Mungkin makna yang dicari oleh para pencari “tanda” puasa dan lailatul qadar adalah perasaan Dominus Vobiscum atau Inna Allah Ma’ana, Tuhan bersamamu. Perasaan itu hanya akan hadir dari relung hati yang bening dan kepekaan spiritual yang terasah bertahun-tahun. Bukan perasaan ketika berada pada kondisi di titik nadir. Walau itu tak salah.

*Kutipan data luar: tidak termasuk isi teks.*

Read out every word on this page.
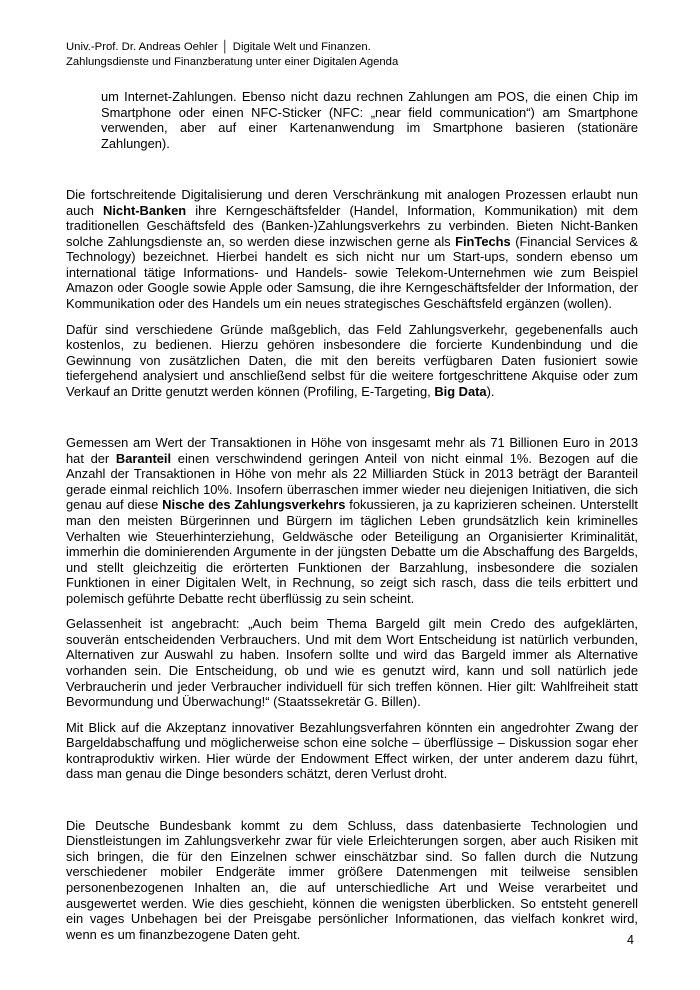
Univ.-Prof. Dr. Andreas Oehler │ Digitale Welt und Finanzen.
Zahlungsdienste und Finanzberatung unter einer Digitalen Agenda

um Internet-Zahlungen. Ebenso nicht dazu rechnen Zahlungen am POS, die einen Chip im Smartphone oder einen NFC-Sticker (NFC: „near field communication“) am Smartphone verwenden, aber auf einer Kartenanwendung im Smartphone basieren (stationäre Zahlungen).

Die fortschreitende Digitalisierung und deren Verschränkung mit analogen Prozessen erlaubt nun auch Nicht-Banken ihre Kerngeschäftsfelder (Handel, Information, Kommunikation) mit dem traditionellen Geschäftsfeld des (Banken-)Zahlungsverkehrs zu verbinden. Bieten Nicht-Banken solche Zahlungsdienste an, so werden diese inzwischen gerne als FinTechs (Financial Services & Technology) bezeichnet. Hierbei handelt es sich nicht nur um Start-ups, sondern ebenso um international tätige Informations- und Handels- sowie Telekom-Unternehmen wie zum Beispiel Amazon oder Google sowie Apple oder Samsung, die ihre Kerngeschäftsfelder der Information, der Kommunikation oder des Handels um ein neues strategisches Geschäftsfeld ergänzen (wollen).

Dafür sind verschiedene Gründe maßgeblich, das Feld Zahlungsverkehr, gegebenenfalls auch kostenlos, zu bedienen. Hierzu gehören insbesondere die forcierte Kundenbindung und die Gewinnung von zusätzlichen Daten, die mit den bereits verfügbaren Daten fusioniert sowie tiefergehend analysiert und anschließend selbst für die weitere fortgeschrittene Akquise oder zum Verkauf an Dritte genutzt werden können (Profiling, E-Targeting, Big Data).

Gemessen am Wert der Transaktionen in Höhe von insgesamt mehr als 71 Billionen Euro in 2013 hat der Baranteil einen verschwindend geringen Anteil von nicht einmal 1%. Bezogen auf die Anzahl der Transaktionen in Höhe von mehr als 22 Milliarden Stück in 2013 beträgt der Baranteil gerade einmal reichlich 10%. Insofern überraschen immer wieder neu diejenigen Initiativen, die sich genau auf diese Nische des Zahlungsverkehrs fokussieren, ja zu kaprizieren scheinen. Unterstellt man den meisten Bürgerinnen und Bürgern im täglichen Leben grundsätzlich kein kriminelles Verhalten wie Steuerhinterziehung, Geldwäsche oder Beteiligung an Organisierter Kriminalität, immerhin die dominierenden Argumente in der jüngsten Debatte um die Abschaffung des Bargelds, und stellt gleichzeitig die erörterten Funktionen der Barzahlung, insbesondere die sozialen Funktionen in einer Digitalen Welt, in Rechnung, so zeigt sich rasch, dass die teils erbittert und polemisch geführte Debatte recht überflüssig zu sein scheint.

Gelassenheit ist angebracht: „Auch beim Thema Bargeld gilt mein Credo des aufgeklärten, souverän entscheidenden Verbrauchers. Und mit dem Wort Entscheidung ist natürlich verbunden, Alternativen zur Auswahl zu haben. Insofern sollte und wird das Bargeld immer als Alternative vorhanden sein. Die Entscheidung, ob und wie es genutzt wird, kann und soll natürlich jede Verbraucherin und jeder Verbraucher individuell für sich treffen können. Hier gilt: Wahlfreiheit statt Bevormundung und Überwachung!“ (Staatssekretär G. Billen).

Mit Blick auf die Akzeptanz innovativer Bezahlungsverfahren könnten ein angedrohter Zwang der Bargeldabschaffung und möglicherweise schon eine solche – überflüssige – Diskussion sogar eher kontraproduktiv wirken. Hier würde der Endowment Effect wirken, der unter anderem dazu führt, dass man genau die Dinge besonders schätzt, deren Verlust droht.

Die Deutsche Bundesbank kommt zu dem Schluss, dass datenbasierte Technologien und Dienstleistungen im Zahlungsverkehr zwar für viele Erleichterungen sorgen, aber auch Risiken mit sich bringen, die für den Einzelnen schwer einschätzbar sind. So fallen durch die Nutzung verschiedener mobiler Endgeräte immer größere Datenmengen mit teilweise sensiblen personenbezogenen Inhalten an, die auf unterschiedliche Art und Weise verarbeitet und ausgewertet werden. Wie dies geschieht, können die wenigsten überblicken. So entsteht generell ein vages Unbehagen bei der Preisgabe persönlicher Informationen, das vielfach konkret wird, wenn es um finanzbezogene Daten geht.	4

Dan aku tak menemukan perasaan itu, Pun tak kutemui “tanda” sebagai “penanda” kebermaknaan puasaku. Apalagi kebermaknaan lailatul qadar. Aku hanya peroleh lapar dan haus dari sebulan menjalankan ibadah puasa di Ramadhan ini dan tahun-tahun sebelumnya. Sungguh aku hanya menggugurkan kewajiban. Bahkan untuk fiqih pun, puasa ku tak masuk kriteria. Aku tak memuasai puasaku seperti halnya nasehat KH Mustofa Bisri kepada dirinya.
Duhai Yang Maha Pengampun, untuk Mu aku tak melakukan puasa. Padahal, bisa jadi tak temukan lagi puasaku. Duhai Yang Maha Suci, aku tak mensucikan semua sahwatku, seluruh anggota tubuhku, hatiku, aku tak berpuasa. Hanya menjaga mulut ini tak menyentuh sedapnya rasa, hingga datang waktu. Duhai Yang Maha Perasa, ku lalai untuk merasai rahmat Mu. Menghayati Mu dalam puasai hidup dan hakikat. Ku abaikan “penanda” Mu. Ampuni Kami, hambamu yang khilaf-lena pun hina-dina. Wahai Yang Maha Pengasih dan Penyayang, Kami mengharap kasih sayang-Mu, sayangilah Kami. Mohon maaf lahir bathin.